How to programmatically get the output for timeit() or bench_func()?
Closed this issue · 9 comments
Hi @vstinner , thanks for this PyPerf project. Presumably because of its sophisticated architecture, a command line pyperf timeit -s "...define my_func..." "my_func()"
is able to print a human-readable output to the terminal, such as "Mean +- std dev: 38.3 us +- 2.8 us". And I love that its std dev is noticeably smaller than some other benchmark tools, and its mean is more consistent.
Now, how do I programmatically get that reliable mean value? I tried the following experiments, but could not get what I want.
- Intuitively/pythonically, I thought PyPerf's timeit() would mimic Python's same-name function timeit() to return the time elapsed, preferably a mean, but that is not the case. PyPerf's timeit() returns None.
- The alternative
bench_func()
would return a benchmark object, but the following attempt does not work.
import pyperf
runner = pyperf.Runner()
return_value = runner.timeit("Times a function", stmt="locals()")
print(return_value) # This is always None
benchmark = runner.bench_func("bench_func", locals)
print(benchmark)
if benchmark: # This check is somehow necessary, probably due to the multiprocess architecture
print(benchmark.get_values())
# It is still unclear how to get benchmark.mean()

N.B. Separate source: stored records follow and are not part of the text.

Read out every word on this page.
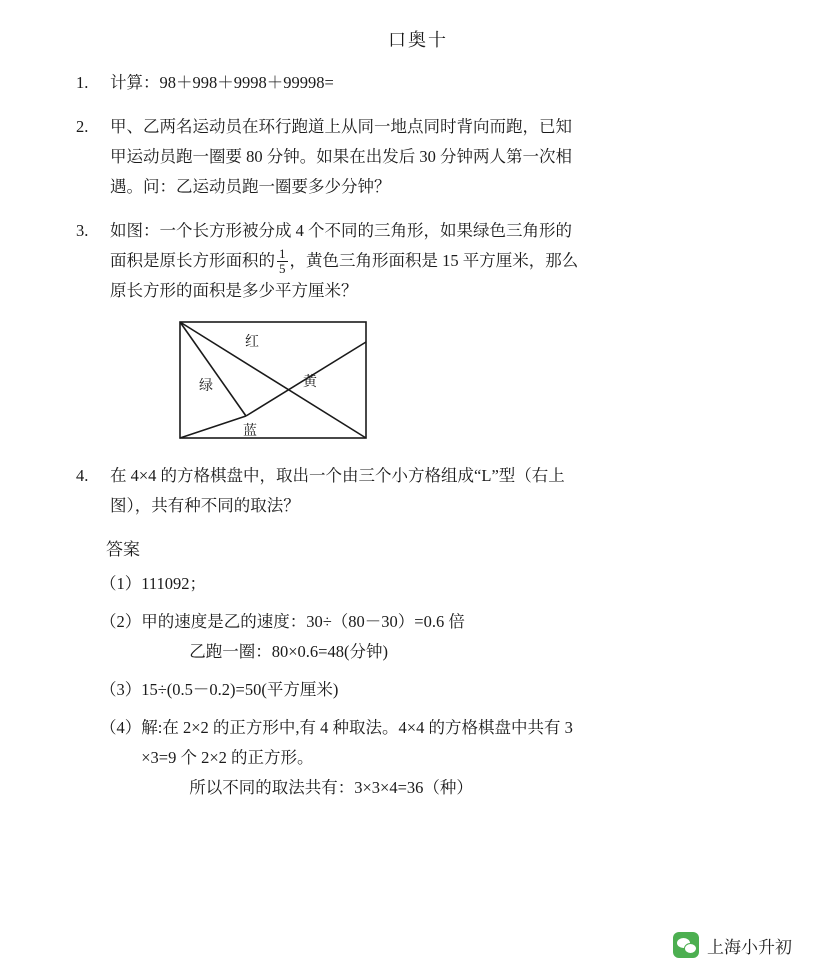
口奥十
1.	计算：98＋998＋9998＋99998=
2.	甲、乙两名运动员在环行跑道上从同一地点同时背向而跑，已知
甲运动员跑一圈要 80 分钟。如果在出发后 30 分钟两人第一次相
遇。问：乙运动员跑一圈要多少分钟？
3.	如图：一个长方形被分成 4 个不同的三角形，如果绿色三角形的
面积是原长方形面积的 $\frac{1}{5}$ ，黄色三角形面积是 15 平方厘米，那么
原长方形的面积是多少平方厘米？
红
绿	黄
蓝
4.	在 4×4 的方格棋盘中，取出一个由三个小方格组成“L”型（右上
图），共有种不同的取法？
答案
（1） 111092；
（2） 甲的速度是乙的速度：30÷（80－30）=0.6 倍
乙跑一圈：80×0.6=48(分钟)
（3） 15÷(0.5－0.2)=50(平方厘米)
（4） 解:在 2×2 的正方形中,有 4 种取法。4×4 的方格棋盘中共有 3
×3=9 个 2×2 的正方形。
所以不同的取法共有：3×3×4=36（种）
上海小升初
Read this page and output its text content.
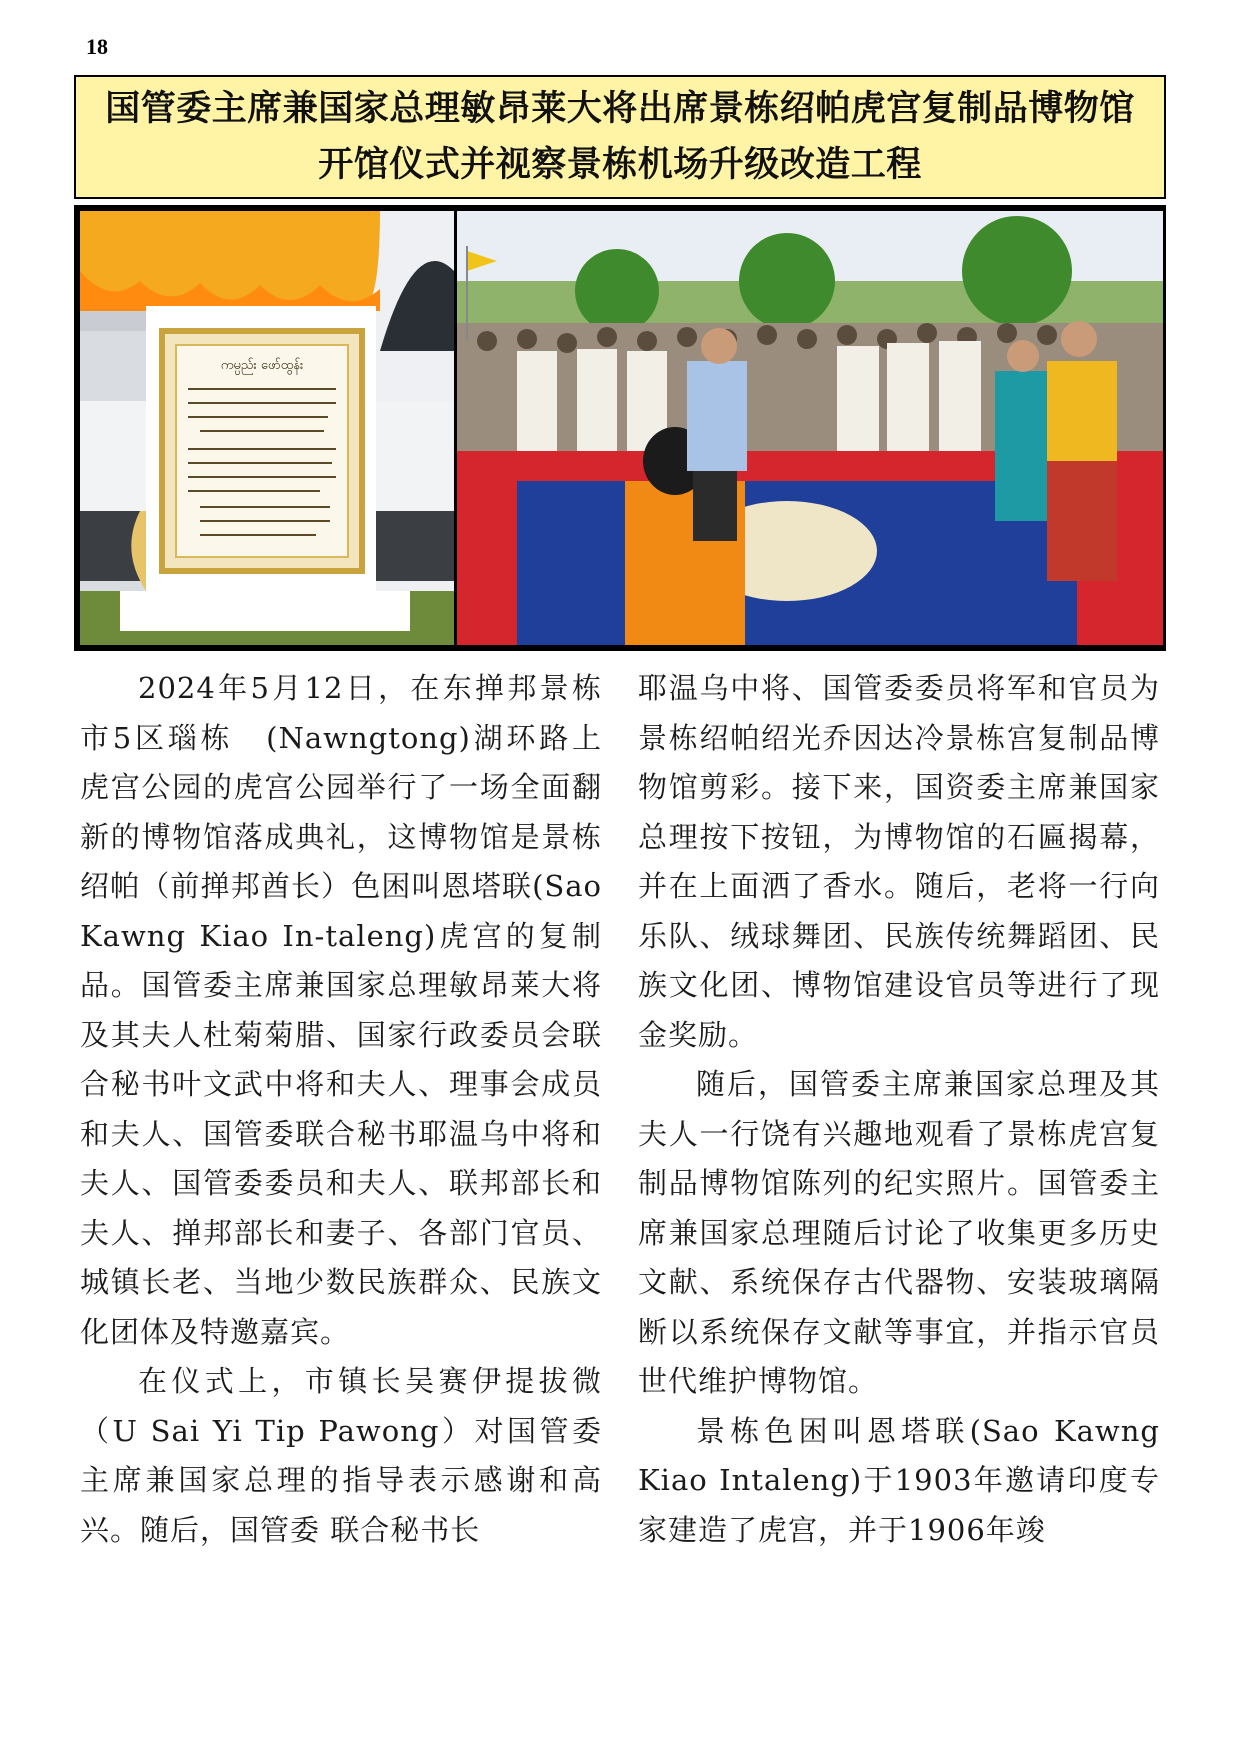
18
国管委主席兼国家总理敏昂莱大将出席景栋绍帕虎宫复制品博物馆开馆仪式并视察景栋机场升级改造工程
ကမ္ပည်း ဖော်ထွန်း

2024年5月12日，在东掸邦景栋市5区瑙栋　(Nawngtong)湖环路上虎宫公园的虎宫公园举行了一场全面翻新的博物馆落成典礼，这博物馆是景栋绍帕（前掸邦酋长）色困叫恩塔联(Sao Kawng Kiao In-taleng)虎宫的复制品。国管委主席兼国家总理敏昂莱大将及其夫人杜菊菊腊、国家行政委员会联合秘书叶文武中将和夫人、理事会成员和夫人、国管委联合秘书耶温乌中将和夫人、国管委委员和夫人、联邦部长和夫人、掸邦部长和妻子、各部门官员、城镇长老、当地少数民族群众、民族文化团体及特邀嘉宾。

在仪式上，市镇长吴赛伊提拔微（U Sai Yi Tip Pawong）对国管委主席兼国家总理的指导表示感谢和高兴。随后，国管委 联合秘书长

耶温乌中将、国管委委员将军和官员为景栋绍帕绍光乔因达冷景栋宫复制品博物馆剪彩。接下来，国资委主席兼国家总理按下按钮，为博物馆的石匾揭幕，并在上面洒了香水。随后，老将一行向乐队、绒球舞团、民族传统舞蹈团、民族文化团、博物馆建设官员等进行了现金奖励。

随后，国管委主席兼国家总理及其夫人一行饶有兴趣地观看了景栋虎宫复制品博物馆陈列的纪实照片。国管委主席兼国家总理随后讨论了收集更多历史文献、系统保存古代器物、安装玻璃隔断以系统保存文献等事宜，并指示官员世代维护博物馆。

景栋色困叫恩塔联(Sao Kawng Kiao Intaleng)于1903年邀请印度专家建造了虎宫，并于1906年竣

# It throws exception: statistics.StatisticsError: mean requires at least one data point
BTW, I suspect #165 was for my same use case.
I did more experiment, which brought me further, but still ended up a dead end.
import pyperf
runner = pyperf.Runner() # "Only once instance of Runner must be created. Use the same instance to run all benchmarks."
def timeit(stmt, *args):
"""It will spawn 20+ subprocesses. The main process returns (time, stdev).
Otherwise subprocesses return None. Do NOT run any workload on None code path.
:param Callable stmt: stmt can be a callable.
:param args: Positional arguments for the stmt callable.
"""
name = getattr(stmt, "__name__", str(stmt)) # TODO: The str() could end up with
# different addresses for the same function in different subprocesses, though
benchmark = runner.bench_func(name + str(args), stmt, *args)
if benchmark and benchmark.get_nrun() > 1: # Then all sub-processes finished
# PyPerf will already show the mean and stdev on stdout
return benchmark.median() # Or we could return mean()
# Unfortunately, sub-processes will still expose None results. Caller needs to somehow ignore them.
if __name__ == "__main__":
print("Expensive setup")
result = timeit(globals)
if result:
print(result)
In the snippet above, I can get the time for the test subject (global()
in my case).
But the line "expensive setup" is also being printed 20+ times. This makes it useless in a bigger project that needs expensive setup.
@vstinner, is PyPerf meant to support those programmatic use cases?
I was wondering the same and found a solution.
Note that the pyperf architecture seems to be based on re-spawing the script multiple times for the worker processes. This can be seen by printing sys.argv
in the script, and you will see that the whole script gets executed many times, and the --worker
and --worker-task=<index>
arguments are the way pyperf decided what to do exactly in each invocation.
For this reason I would avoid trying to do anything inside the benchmark script itself, because every side effect (like printing) will be executed many times. Instead I would run the entire benchmark via a subprocess.call
and pass-in -o some_dump_path
. This allows you to then load the written dump file in your main process, which itself isn't subject to re-running.
To illustrate, I'm using something like this in my actual benchmark suite:
def main():
# In my case I have a bunch of benchmark "script snippets" in another folder,
# which contain the actual benchmark code, e.g., some call like:
# pyperf.Runner().bench_time_func(name, func)
bench_files = [p for p in (Path(__file__).parent / "benchmarks").glob("*.py")]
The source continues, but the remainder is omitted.